メールを見ると、「あー、来たね」とつまらそうなそうにつぶやいた。
「こら、せっかく仕事の種なんだから」
おそらく、情報屋としての依頼だろう。
仕事の依頼。
といっても、私達は他の情報屋のように情報を入手して売りつけるということはしない。むしろ、依頼人から情報を提供してもらうことからはじめる。
「推理の依頼だけどねぇ……でも、つまらないのばっかなんだよなぁ」
と、ノヴァは贅沢な悩みを言う。
「何だったらいいのよ」と私。
「そりゃ決まってるよ。密室殺人!」
ノヴァはケラケラと笑いながら言った。
……密室?
「閉じられた部屋――密封された室といえばいいのかな。そこで、起きた殺人のことだよ」
「密室なら殺人は起きないじゃん」
「そうだけど。そう見せるのが密室殺人なの」
何でも、過去の人類で流行っていた作品群の一つなんだとか。正確には、推理小説というジャンルで流行った用語といえばいいのか。
「そんなもの求めてどうするの。謎は簡単な方がいいでしょうに」
と、私はため息混じりに言った。
そう、私達が提供される情報というのは謎だ。
私達は、ただの情報屋ではない。提供された謎を調査し、推理して、納得のいく答えを導き出す――これもまた、過去の人類史で流行ったもの、……探偵である。
探偵。
私達は、探偵だ。もう、それを流行らす媒体も、好きでいる人間も絶滅危惧種。下手をすれば、探偵という言葉すら知らない者もいる。いや、ほとんどかもしれない。

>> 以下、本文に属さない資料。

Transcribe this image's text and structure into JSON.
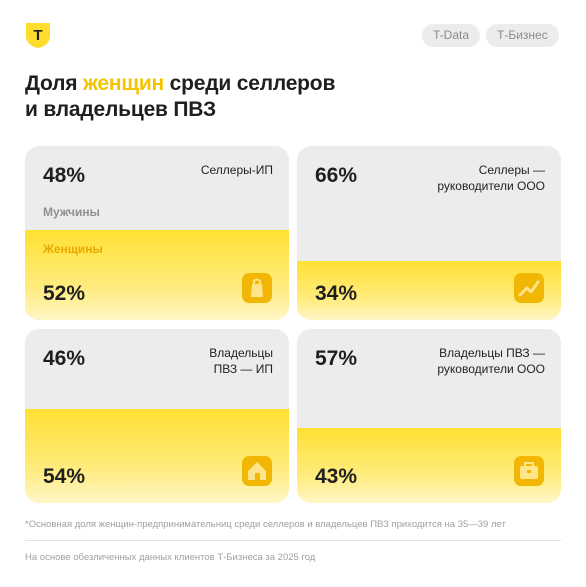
{
  "header": {
    "logo_letter": "Т",
    "tags": [
      "T-Data",
      "Т-Бизнес"
    ]
  },
  "title": {
    "part1": "Доля ",
    "highlight": "женщин",
    "part2": " среди селлеров",
    "line2": "и владельцев ПВЗ"
  },
  "legend": {
    "men": "Мужчины",
    "women": "Женщины"
  },
  "colors": {
    "accent": "#ffdd2d",
    "card_bg": "#ececec",
    "women_label": "#e9a800"
  },
  "chart_data": {
    "type": "bar",
    "title": "Доля женщин среди селлеров и владельцев ПВЗ",
    "categories": [
      "Селлеры-ИП",
      "Селлеры — руководители ООО",
      "Владельцы ПВЗ — ИП",
      "Владельцы ПВЗ — руководители ООО"
    ],
    "series": [
      {
        "name": "Мужчины",
        "values": [
          48,
          66,
          46,
          57
        ]
      },
      {
        "name": "Женщины",
        "values": [
          52,
          34,
          54,
          43
        ]
      }
    ],
    "unit": "%"
  },
  "cards": [
    {
      "label": "Селлеры-ИП",
      "men_pct": "48%",
      "women_pct": "52%",
      "women": 52,
      "icon": "bag-icon"
    },
    {
      "label": "Селлеры —\nруководители ООО",
      "men_pct": "66%",
      "women_pct": "34%",
      "women": 34,
      "icon": "chart-growth-icon"
    },
    {
      "label": "Владельцы\nПВЗ — ИП",
      "men_pct": "46%",
      "women_pct": "54%",
      "women": 54,
      "icon": "house-icon"
    },
    {
      "label": "Владельцы ПВЗ —\nруководители ООО",
      "men_pct": "57%",
      "women_pct": "43%",
      "women": 43,
      "icon": "briefcase-icon"
    }
  ],
  "footnote": "*Основная доля женщин-предпринимательниц среди селлеров и владельцев ПВЗ приходится на 35—39 лет",
  "source": "На основе обезличенных данных клиентов Т-Бизнеса за 2025 год"
}
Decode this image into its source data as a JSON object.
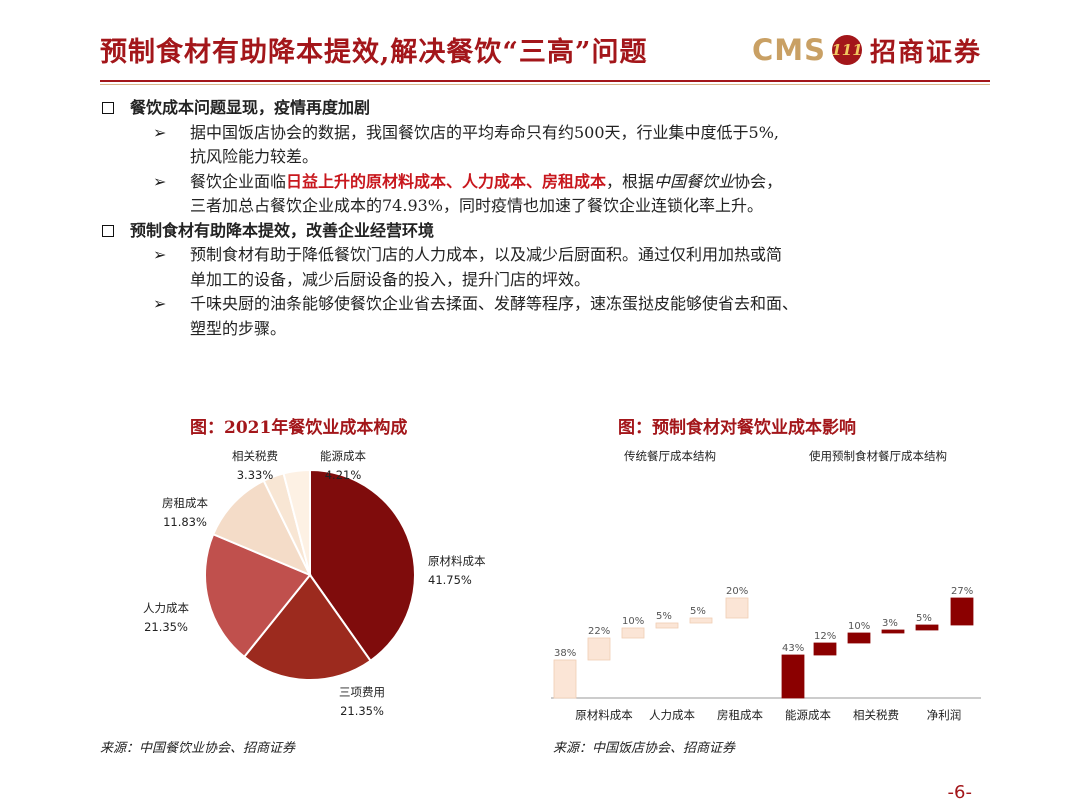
{
  "header": {
    "title": "预制食材有助降本提效,解决餐饮“三高”问题",
    "logo_text": "CMS",
    "logo_badge": "111",
    "logo_cn": "招商证券"
  },
  "sections": [
    {
      "heading": "餐饮成本问题显现，疫情再度加剧",
      "bullets": [
        {
          "line1": "据中国饭店协会的数据，我国餐饮店的平均寿命只有约500天，行业集中度低于5%,",
          "line2": "抗风险能力较差。"
        },
        {
          "p1": "餐饮企业面临",
          "red": "日益上升的原材料成本、人力成本、房租成本",
          "p2": "，根据",
          "italic": "中国餐饮业",
          "p3": "协会，",
          "line2": "三者加总占餐饮企业成本的74.93%，同时疫情也加速了餐饮企业连锁化率上升。"
        }
      ]
    },
    {
      "heading": "预制食材有助降本提效，改善企业经营环境",
      "bullets": [
        {
          "line1": "预制食材有助于降低餐饮门店的人力成本，以及减少后厨面积。通过仅利用加热或简",
          "line2": "单加工的设备，减少后厨设备的投入，提升门店的坪效。"
        },
        {
          "line1": "千味央厨的油条能够使餐饮企业省去揉面、发酵等程序，速冻蛋挞皮能够使省去和面、",
          "line2": "塑型的步骤。"
        }
      ]
    }
  ],
  "pie_caption": "图：2021年餐饮业成本构成",
  "pie_source": "来源：中国餐饮业协会、招商证券",
  "waterfall_caption": "图：预制食材对餐饮业成本影响",
  "waterfall_source": "来源：中国饭店协会、招商证券",
  "page_number": "-6-",
  "chart_data": [
    {
      "type": "pie",
      "title": "图：2021年餐饮业成本构成",
      "slices": [
        {
          "label": "原材料成本",
          "value": 41.75,
          "text": "41.75%",
          "color": "#7f0c0c"
        },
        {
          "label": "三项费用",
          "value": 21.35,
          "text": "21.35%",
          "color": "#9c2a1e"
        },
        {
          "label": "人力成本",
          "value": 21.35,
          "text": "21.35%",
          "color": "#c0504d"
        },
        {
          "label": "房租成本",
          "value": 11.83,
          "text": "11.83%",
          "color": "#f4dcc8"
        },
        {
          "label": "相关税费",
          "value": 3.33,
          "text": "3.33%",
          "color": "#f8e6d4"
        },
        {
          "label": "能源成本",
          "value": 4.21,
          "text": "4.21%",
          "color": "#fdf1e4"
        }
      ]
    },
    {
      "type": "bar",
      "subtype": "waterfall",
      "title": "图：预制食材对餐饮业成本影响",
      "categories": [
        "原材料成本",
        "人力成本",
        "房租成本",
        "能源成本",
        "相关税费",
        "净利润"
      ],
      "series": [
        {
          "name": "传统餐厅成本结构",
          "values": [
            38,
            22,
            10,
            5,
            5,
            20
          ],
          "color": "#fbe5d6"
        },
        {
          "name": "使用预制食材餐厅成本结构",
          "values": [
            43,
            12,
            10,
            3,
            5,
            27
          ],
          "color": "#8b0000"
        }
      ]
    }
  ]
}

それなのに、私達は探偵を名乗り、仕事をもらう。解決する。
「――前々から思ってたけど、ノヴァって妙なことくわしいよね。探偵なんて、地下都市でどうやって知ったの?」
表通りの混雑をかき分けながら、私はノヴァを見失わないように聞いた。ノヴァは「んぅー」と猫のように背伸びするような口調で反応したあと、「内緒」の一言を返した。
「乙女には言えない秘密があるんだよ、にゃー」
ぶっ飛ばしてやろうか。
地下都市で乙女も乙女じゃないもあるまいに。
「それを言うなら、イチルだって秘密があるじゃん」
「え、何がよ」
「三番街に行きたがらないとか」
――ふと、私は足を止めてしまう。
それにすぐ気付いたノヴァは耳がいいのか、それとも勘がいいのか、「ごめん」と言って私を抱きしめ、今度は手を引っ張って群衆の中を進んで行った。
「もう聞かない」
「……いや、そんなに、辛い訳じゃないよ?」
悲しいだけだ。
「……うん」
私は、三番街に行けない。
行くことができない。
だって、行ったらどうしようもない私の存在理由を問うてくるから。
私は、何でこんなとこにいるのかと問いかけてくるから。
だから、私は三番街に行くことができない。